PSPでリモート接続したところ。BDレコーダは見えるが、中の録画番組は表示できない |
さらに、[サウンド設定]内に[音声同時出力]が追加され、HDMI出力、光デジタル出力、AVマルチ出力端子に音声を同時出力できるようになった。なお、[音声出力設定]で設定した端子以外に出力される音声チャンネル数は2chに制限される。また、HDMIに出力される信号が、リニアPCM 7.1chの場合、リニアPCM 5.1chまでに制限される。
さらに、リニアPCM 88.2/96/176.4/192kHzの出力も行なえず、リニアPCM 44.1/48kHzまでに制限される。加えて、新型PS3(CECH-2000A)でサポートするドルビーTrueHD、ドルビーデジタルプラス、DTS-HDは出力できないといった多くの制限があるので、設定する際には注意が必要だ。
また、従来は音楽CD再生時にしか利用できなかったアップサンプリング機能が、MP3などの音楽ファイル再生時にも利用できるようになった。通常44.1kHzで収録している音楽CDや楽曲ファイルを、その2倍となる88.2kHz、4倍の176.4kHzにアップサンプリングして出力する機能で、[ミュージック]の設定欄で[44.1/88.2/176.4kHz]を選んでいると、音楽ファイル再生時にも適用される。
ただし、同時出力をON時の制限は、音楽ファイルのアップサンプリング出力も該当するので、同時出力をONにしていると、HDMIにもアップサンプリングせずに出力されてしまうので設定には注意したい。また、編集部で試したところ、通常は音楽再生時にXMB(クロスメディアバー)をオーバーレイ表示する事が可能だが、アップサンプリング中は表示できなかった。
音声同時出力設定時の注意文 | 受け取るAVアンプ側のOSD表示。音楽ファイルも176.4kHzなどにアップサンプリング再生できる |
ほかにも、[ビデオ設定]に[HDD音声言語]と[HDD字幕言語]が追加。PlayStation Storeから配信されたコンテンツなど、HDDに保存した映像の言語/音声設定ができるようになった。

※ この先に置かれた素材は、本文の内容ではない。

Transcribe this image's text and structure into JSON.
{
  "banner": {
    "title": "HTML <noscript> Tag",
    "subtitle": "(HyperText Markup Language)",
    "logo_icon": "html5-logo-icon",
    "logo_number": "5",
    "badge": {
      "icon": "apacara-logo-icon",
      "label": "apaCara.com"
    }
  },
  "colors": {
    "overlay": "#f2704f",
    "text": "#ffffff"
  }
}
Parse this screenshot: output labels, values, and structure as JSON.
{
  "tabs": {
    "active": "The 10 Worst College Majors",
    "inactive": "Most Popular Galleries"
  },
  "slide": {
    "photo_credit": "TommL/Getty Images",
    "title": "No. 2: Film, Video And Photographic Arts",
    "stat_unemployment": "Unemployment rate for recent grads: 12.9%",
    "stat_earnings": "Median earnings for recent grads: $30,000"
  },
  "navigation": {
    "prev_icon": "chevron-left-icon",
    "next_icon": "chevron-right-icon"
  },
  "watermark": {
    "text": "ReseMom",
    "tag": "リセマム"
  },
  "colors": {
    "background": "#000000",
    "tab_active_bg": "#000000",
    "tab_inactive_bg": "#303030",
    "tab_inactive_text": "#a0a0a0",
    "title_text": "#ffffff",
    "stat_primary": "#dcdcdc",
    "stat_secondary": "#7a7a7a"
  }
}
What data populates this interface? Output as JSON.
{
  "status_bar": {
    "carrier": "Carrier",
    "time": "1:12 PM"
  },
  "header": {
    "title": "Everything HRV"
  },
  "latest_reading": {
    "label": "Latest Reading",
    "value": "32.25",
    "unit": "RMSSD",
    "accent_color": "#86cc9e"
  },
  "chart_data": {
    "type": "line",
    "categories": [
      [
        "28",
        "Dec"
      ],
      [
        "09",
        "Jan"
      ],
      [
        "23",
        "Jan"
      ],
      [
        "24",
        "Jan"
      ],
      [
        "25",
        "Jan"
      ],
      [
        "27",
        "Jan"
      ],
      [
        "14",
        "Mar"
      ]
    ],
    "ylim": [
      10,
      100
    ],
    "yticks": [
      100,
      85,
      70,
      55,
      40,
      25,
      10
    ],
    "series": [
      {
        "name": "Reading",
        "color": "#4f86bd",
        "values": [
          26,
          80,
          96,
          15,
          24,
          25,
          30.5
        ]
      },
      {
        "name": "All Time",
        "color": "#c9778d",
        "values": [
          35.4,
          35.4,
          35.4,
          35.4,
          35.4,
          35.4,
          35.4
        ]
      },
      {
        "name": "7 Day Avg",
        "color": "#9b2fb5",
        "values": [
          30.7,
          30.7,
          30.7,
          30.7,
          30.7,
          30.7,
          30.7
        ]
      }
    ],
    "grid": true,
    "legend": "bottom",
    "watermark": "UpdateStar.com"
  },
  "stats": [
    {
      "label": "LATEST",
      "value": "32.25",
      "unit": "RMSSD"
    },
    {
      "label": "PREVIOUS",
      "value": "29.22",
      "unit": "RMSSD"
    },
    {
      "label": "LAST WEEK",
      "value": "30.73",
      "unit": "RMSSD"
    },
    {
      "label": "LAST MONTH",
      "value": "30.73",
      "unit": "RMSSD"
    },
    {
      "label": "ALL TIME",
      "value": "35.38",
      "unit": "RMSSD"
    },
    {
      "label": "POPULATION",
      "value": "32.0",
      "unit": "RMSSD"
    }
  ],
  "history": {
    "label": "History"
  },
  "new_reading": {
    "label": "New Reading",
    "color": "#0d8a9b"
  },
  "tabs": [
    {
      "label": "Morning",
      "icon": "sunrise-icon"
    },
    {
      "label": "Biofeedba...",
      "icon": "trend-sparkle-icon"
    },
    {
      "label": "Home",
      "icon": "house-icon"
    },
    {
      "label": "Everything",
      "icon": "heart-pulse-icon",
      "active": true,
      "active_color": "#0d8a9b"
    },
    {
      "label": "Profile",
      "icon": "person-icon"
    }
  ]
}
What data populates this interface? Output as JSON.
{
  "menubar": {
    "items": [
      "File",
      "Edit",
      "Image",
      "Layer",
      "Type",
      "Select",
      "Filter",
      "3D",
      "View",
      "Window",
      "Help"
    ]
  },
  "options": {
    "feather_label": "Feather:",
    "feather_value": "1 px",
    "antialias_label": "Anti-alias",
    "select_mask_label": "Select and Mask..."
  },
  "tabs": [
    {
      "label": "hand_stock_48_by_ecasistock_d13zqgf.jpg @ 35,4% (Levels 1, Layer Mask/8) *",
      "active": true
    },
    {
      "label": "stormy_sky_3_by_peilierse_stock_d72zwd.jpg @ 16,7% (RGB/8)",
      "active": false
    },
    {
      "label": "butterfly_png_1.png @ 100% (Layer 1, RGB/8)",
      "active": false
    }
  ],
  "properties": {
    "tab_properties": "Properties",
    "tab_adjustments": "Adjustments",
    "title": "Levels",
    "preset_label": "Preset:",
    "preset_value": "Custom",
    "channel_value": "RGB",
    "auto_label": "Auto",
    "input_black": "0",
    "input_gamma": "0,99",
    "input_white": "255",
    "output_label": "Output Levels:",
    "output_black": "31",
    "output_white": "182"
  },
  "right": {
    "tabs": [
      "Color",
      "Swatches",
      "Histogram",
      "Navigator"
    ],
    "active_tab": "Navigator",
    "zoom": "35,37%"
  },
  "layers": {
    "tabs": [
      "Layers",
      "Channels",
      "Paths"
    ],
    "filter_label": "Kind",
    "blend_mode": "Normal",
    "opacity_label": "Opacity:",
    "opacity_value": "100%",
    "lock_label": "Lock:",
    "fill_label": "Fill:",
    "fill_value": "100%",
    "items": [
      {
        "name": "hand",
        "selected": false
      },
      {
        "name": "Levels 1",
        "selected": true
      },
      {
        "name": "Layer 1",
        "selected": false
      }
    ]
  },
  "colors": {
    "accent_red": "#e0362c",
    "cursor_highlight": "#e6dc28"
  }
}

ビデオ設定にHDD内動画の音声言語、字幕言語の設定が追加された | 音声同時出力設定の画面 |
インフォメーションボードが機能拡張され、アイコンを主体とした情報量が豊富な表示になった |
また、[フォト]、[ミュージック]、[ビデオ]で表示できるフォルダの階層が増加。記録メディアのフォルダが、2階層目までXMB上に表示されるようになっている。
表示面ではインフォメーションボードの機能拡張が行なわれ、ゲームソフトの最新情報、追加コンテンツ、動画配信の最新情報などがよりグラフィカルに確認できるようになっている。